To: Bread Upon The Water who wrote (255477)7/9/2014 2:58:02 PM
From: epicure  Read Replies (1) | Respond to of 542566
 
They can tell schools how many they should have, but that doesn't mean they'll be able to get them. (Kind of like "People in hell want ice water, but that doesn't mean they'll get it")

And this:
" Every witness in Vergara, on both sides, agreed that teacher quality is the most important in-school determinant of student outcomes."
is insane. The most important factors for student success, the elephant in the room, are parental education and parental income. Sure, teachers make a difference, but it's miniscule compared to the two aforementioned parental parameters.

There's no way I'd teach in a dangerous location. I value my life too much. Teaching can be dangerous even in suburban schools like mine- I've had a few kids have very bad medication related issues while in my class (and one of the kids was violent, and had punched a coach- although I never ever felt in danger, I think if he'd gotten angry with me, I could have been vulnerable). Most teachers go in to teaching because they are social, and relatively friendly, and they don't want to carry guns, or work in a war zone. For those teachers who want to, more power to them- they're doing heroic work, but for most really gifted teachers, are they really going to want to work in dangerous, impoverished areas? Probably not. So how do you get those kids these fabulously qualified individuals? Because fabulously qualified individual can work where they want to work- that's the way the market is. I get offers all the time- just got one from a new start up school in San Jose- offering much more cash than I make in the public sector, but I'm not even tempted. I love where I am, who I work with, and what I do- and I would probably do it for free (and have in the past) but I probably won't share that with my employer.
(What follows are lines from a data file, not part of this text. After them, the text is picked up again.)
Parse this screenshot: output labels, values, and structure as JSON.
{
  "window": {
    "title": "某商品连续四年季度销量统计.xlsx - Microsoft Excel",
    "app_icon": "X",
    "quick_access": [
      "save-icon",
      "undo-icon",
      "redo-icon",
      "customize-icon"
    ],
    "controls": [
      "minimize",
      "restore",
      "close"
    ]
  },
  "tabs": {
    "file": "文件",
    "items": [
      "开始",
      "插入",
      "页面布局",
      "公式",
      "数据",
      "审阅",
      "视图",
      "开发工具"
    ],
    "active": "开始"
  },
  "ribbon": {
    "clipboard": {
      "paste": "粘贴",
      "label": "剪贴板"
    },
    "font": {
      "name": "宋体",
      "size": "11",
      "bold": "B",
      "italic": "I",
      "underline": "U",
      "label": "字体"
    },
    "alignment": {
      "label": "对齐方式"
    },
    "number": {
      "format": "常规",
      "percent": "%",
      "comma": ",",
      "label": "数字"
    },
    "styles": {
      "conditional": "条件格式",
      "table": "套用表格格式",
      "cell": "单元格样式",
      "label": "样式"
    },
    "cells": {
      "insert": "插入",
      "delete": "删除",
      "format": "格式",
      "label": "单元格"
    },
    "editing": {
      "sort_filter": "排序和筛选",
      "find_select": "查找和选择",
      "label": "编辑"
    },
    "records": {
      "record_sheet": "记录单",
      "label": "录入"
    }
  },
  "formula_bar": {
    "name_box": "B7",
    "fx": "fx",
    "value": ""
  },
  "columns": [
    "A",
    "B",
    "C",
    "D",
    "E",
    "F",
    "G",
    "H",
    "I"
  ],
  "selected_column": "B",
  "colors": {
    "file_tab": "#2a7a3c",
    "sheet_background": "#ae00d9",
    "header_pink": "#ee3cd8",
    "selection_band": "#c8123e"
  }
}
To: Bread Upon The Water who wrote (255477)7/9/2014 3:55:04 PM
From: JohnM  Read Replies (1) | Respond to of 542566
 
If I'm reading this right, and I may not be, the Calif. Courts will soon be telling Calif. School districts on how many "good" teachers poor performing schools have to have. From today's WSJ:

The "soon" above is well down the road. This decision will be litigated and litigated and litigated. My own guess is we're at least a year and more likely several years from a definitive decision.

Before we start discussing this very much, we need some more points of view on the issue. To take a WSJ opinion piece written by one of the plaintiff lawyers is hardly the end of information gathering.

This piece pairs two known, serious problems in public education--some bad urban (and should add rural) schools and permitting tenure rules to keep schools from firing admittedly terrible teachers. They are quite separate issues and deserve separate conversations about best policy.

My own guess is that this law suit was funded by right wing anti union folk who think they've found yet another way to undermine the role of unions in American life.